Il Ferrara che non ti aspetti è quello che nel pieno di una masterclass, animata con la consueta professionalità e competenza dal giornalista Antonio Capellupo, risponde al cellulare che squilla. «Scusatemi – si rivolge poi al pubblico – ma il mio nome inizia per A, è il primo della rubrica, e ogni volta che uno si siede sopra al cellulare, per errore mi chiama». Ed è solo l’inizio di una full immersion in 50 anni di carriera, oltre 50 opere tra cortometraggi, documentari, film di finzione, presentati nei festival più importanti di tutto il mondo. Tra arte e vita, controverso come sempre, Ferrara sa essere anche profondo e tenero. Abel Ferrara è la guest star della 17esina edizione del “Magna Graecia Film Festival”: ha attraversato oltre 40 anni di una carriera passata a stravolgere i generi cinematografici e quasi 70 anni di una vita tempestosa e problematica, culminata con la conversione al buddismo. «Ero un’anima persa, tra alcol e droghe, e poi – ha confidato Abel Ferrara – finalmente ho smesso tutto, sono buddista da 8 anni, da quando mia moglie mi ha detto che non si può essere buddista se si beve o ci si droga. Sono 8 anni che non prendo niente, è un miracolo: mia moglie e mia figlia sono un miracolo».

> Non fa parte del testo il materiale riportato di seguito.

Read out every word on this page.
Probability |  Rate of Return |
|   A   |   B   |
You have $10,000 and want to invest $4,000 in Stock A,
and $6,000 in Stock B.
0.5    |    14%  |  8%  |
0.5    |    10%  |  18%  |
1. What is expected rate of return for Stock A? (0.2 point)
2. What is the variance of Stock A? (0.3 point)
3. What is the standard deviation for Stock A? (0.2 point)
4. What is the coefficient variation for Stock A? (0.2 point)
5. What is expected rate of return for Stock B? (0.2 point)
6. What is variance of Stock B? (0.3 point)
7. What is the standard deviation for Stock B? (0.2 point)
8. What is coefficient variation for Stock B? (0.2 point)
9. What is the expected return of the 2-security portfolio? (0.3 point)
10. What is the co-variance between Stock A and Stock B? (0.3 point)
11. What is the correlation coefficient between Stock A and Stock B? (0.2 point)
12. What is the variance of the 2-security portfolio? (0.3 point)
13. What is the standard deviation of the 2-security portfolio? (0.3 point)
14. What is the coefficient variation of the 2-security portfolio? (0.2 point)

«E come se fossi rinato», ha poi aggiunto Abel Ferrara riannodando il filo del racconto con il passato, i suoi film intrisi di religione e violenza e di un rapporto chiaramente complicato con il cattolicesimo. «La Bibbia – ha spiegato il regista americano – è qualcosa di rivoluzionario. Era nel mio sangue essere cattolico, anche se volevo negarlo era dentro di me, poi ho capito che una cosa era la parola di Gesù un’altra era la Chiesa come istituzione, molto opprimente. I miei film sono un conflitto con la spiritualità». Il tema della religione in Ferrara si è sempre intrecciato con la violenza: «Quando ho iniziato – ha poi spiegato – il solo modo di fare un film era puntare su sesso e violenza, era perfetto per me perché eravamo ribelli e così potevamo anche guadagnare dei soldi. Oggi non possiamo fare i film che facevamo da giovani».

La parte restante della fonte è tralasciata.